Ok everybody. I officially suck. I’ve been meaning to write this blog post for a week, and it has been getting pushed to the bottom of my to-do list, so I apologize! Here goes:
It has officially been a week since my trip to Spokane to visit my alma mater, Whitworth University. As many of you already know, I am a proud Whitworth alumna (go bucs!) that graduated in 2016. Whitworth shaped who I am as an individual and who I am as a professional in my career, and I wanted to share with you a little bit about my experience visiting last week.
Last week was the third time that I have visited campus since my graduation, and the first time that I made an intentional effort to fully immerse myself in the Communications classes as a guest and a speaker. In two days, I visited and/or spoke to a total of five classes and was asked to talk to students during a brown-bag lunch where students could ask questions about resumes, internships, and jobs.
I had the amazing opportunity to speak to some of my old college classes specifically about my time since graduation, my career, and my life after Whitworth. It was great to be able to visit old professors who still care about and support me from afar, even after I departed from the beloved pine cone curtain.
I could go on and on about how wonderful Whitworth is, but I’ll move on for the sake of keeping this post focused on what it’s really about – giving back.
Being asked to come speak to students at my alma mater was one of the best experiences of my life to-date. It was flattering and humbling, and I couldn’t fathom the fact that my professors now viewed me as a peer and as an expert in my field. To say my mind was blown is an understatement.
Whitworth was home to me for four of the most impactful years of my life, and I feel as if I’ll never be able to fully repay that debt (the financial debt is real too, but that will get repaid soon), but I think I’ll be able to repay and express my gratitude if I can keep giving back to the community that gave so much to me.

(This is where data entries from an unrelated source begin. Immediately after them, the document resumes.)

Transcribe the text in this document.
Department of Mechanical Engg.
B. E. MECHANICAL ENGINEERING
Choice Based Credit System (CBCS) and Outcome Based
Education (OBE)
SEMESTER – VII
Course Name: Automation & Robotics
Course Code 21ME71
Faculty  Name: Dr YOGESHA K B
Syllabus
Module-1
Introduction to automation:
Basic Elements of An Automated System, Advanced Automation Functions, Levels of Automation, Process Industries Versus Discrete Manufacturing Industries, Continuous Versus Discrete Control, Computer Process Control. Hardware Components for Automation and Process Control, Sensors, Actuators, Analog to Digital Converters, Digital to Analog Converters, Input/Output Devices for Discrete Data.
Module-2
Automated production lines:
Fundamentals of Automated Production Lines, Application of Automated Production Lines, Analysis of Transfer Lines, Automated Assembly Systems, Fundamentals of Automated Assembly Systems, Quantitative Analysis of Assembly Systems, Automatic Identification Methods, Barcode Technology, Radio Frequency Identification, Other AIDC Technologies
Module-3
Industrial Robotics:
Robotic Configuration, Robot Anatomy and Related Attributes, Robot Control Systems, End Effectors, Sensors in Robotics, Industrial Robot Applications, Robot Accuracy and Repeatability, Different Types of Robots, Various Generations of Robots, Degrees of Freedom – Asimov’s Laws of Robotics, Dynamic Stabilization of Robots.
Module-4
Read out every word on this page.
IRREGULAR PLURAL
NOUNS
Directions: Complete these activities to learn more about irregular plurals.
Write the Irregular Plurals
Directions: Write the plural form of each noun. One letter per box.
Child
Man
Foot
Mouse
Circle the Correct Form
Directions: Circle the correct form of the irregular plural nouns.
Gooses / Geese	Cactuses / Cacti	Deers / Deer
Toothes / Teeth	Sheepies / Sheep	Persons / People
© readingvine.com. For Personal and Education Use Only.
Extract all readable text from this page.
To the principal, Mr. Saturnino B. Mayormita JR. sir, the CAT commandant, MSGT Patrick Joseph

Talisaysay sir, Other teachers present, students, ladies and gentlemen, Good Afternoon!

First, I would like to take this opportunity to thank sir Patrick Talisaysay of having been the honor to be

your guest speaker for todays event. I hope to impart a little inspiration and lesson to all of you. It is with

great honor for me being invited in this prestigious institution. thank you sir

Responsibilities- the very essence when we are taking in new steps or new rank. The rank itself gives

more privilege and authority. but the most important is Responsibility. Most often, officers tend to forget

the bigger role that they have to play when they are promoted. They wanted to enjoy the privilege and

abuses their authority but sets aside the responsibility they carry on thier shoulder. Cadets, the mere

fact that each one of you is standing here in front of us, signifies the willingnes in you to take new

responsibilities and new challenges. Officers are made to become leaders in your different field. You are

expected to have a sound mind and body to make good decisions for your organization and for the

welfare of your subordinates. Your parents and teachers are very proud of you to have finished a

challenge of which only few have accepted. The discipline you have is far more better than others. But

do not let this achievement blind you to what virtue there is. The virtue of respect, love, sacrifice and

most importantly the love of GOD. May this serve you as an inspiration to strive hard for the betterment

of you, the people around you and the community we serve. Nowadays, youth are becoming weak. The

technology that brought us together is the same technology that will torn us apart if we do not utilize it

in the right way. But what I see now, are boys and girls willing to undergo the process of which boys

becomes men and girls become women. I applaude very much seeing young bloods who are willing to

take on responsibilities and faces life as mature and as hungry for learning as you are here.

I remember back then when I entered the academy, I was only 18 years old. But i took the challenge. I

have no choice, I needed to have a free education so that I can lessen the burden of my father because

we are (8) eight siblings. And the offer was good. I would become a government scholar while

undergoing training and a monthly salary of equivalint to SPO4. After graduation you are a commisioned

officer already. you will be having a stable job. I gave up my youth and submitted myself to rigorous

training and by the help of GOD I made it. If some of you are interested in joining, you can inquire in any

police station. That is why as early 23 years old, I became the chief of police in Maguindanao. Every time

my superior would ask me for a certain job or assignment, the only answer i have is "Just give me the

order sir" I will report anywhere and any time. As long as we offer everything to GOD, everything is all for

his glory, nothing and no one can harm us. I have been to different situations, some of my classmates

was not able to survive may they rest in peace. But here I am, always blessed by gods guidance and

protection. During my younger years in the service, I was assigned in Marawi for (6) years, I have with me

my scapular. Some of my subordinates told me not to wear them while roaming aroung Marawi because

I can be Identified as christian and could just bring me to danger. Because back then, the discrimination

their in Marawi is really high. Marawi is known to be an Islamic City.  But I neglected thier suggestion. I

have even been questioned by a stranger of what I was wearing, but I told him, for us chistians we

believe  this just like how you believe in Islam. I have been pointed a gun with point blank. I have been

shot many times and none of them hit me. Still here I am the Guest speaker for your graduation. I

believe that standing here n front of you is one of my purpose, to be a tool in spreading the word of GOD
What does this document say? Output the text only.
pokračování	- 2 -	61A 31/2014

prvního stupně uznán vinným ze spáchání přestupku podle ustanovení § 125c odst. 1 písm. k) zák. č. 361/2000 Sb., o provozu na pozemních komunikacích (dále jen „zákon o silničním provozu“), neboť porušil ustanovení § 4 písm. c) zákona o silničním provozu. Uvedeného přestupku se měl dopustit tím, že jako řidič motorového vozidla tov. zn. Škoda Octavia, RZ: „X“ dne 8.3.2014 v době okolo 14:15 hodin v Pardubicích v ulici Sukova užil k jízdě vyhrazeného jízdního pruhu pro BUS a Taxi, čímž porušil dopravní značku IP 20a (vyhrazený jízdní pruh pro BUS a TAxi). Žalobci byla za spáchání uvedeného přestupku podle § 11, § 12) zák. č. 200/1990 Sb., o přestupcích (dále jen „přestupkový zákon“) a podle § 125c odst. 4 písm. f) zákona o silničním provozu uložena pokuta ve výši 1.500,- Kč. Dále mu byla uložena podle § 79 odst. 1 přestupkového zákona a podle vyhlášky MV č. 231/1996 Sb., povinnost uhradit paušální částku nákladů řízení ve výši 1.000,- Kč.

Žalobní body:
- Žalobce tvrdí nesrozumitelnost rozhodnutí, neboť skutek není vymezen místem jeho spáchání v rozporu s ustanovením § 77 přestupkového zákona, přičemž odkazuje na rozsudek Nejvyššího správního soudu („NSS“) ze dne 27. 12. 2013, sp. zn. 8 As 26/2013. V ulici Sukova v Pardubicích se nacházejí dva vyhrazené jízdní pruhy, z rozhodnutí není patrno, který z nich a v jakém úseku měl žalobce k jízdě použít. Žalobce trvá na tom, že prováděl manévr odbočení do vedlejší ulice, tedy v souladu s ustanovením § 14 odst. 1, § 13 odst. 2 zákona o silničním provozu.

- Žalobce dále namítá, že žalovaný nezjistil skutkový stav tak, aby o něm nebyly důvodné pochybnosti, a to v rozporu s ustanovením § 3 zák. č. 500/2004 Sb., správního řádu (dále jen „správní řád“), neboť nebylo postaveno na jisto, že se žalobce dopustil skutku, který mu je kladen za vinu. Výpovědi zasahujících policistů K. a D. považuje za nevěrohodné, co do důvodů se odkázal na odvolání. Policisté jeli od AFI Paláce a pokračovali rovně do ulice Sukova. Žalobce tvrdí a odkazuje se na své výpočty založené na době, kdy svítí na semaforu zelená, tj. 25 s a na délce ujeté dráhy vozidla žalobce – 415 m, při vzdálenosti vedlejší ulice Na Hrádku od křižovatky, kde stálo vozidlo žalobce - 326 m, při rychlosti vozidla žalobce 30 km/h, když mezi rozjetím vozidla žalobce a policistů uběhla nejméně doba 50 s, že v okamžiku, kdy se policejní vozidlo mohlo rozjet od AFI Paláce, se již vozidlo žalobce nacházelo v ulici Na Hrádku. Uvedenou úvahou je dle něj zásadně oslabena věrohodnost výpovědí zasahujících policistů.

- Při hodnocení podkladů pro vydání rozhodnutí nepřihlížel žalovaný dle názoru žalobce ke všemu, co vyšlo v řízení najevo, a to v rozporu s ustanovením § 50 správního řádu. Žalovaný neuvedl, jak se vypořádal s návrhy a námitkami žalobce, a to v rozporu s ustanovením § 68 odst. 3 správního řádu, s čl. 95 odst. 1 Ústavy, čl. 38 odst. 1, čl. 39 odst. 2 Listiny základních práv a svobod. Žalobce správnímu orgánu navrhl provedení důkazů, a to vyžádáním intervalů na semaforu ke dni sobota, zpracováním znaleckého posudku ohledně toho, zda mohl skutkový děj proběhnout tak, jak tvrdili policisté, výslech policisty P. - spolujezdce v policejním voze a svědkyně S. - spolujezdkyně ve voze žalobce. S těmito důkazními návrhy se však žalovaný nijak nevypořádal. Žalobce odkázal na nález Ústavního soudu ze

Being able to invest in the current students of Whitworth, even if not financially, is something that I hope to be able to continue doing for years to come. Knowing that something I say could impact a student who is sitting where I once sat makes it more than worth it to take a couple of days off work.
I encourage anyone and everyone considering visiting their alma mater to DO IT! Even if you just sit in the back of the class and observe. To know that Whitworth is still a place I can call home is heartwarming. All in all, I pretty sure I scared and/or overwhelmed a few freshman and calmed a few seniors, so I think my visit was successful.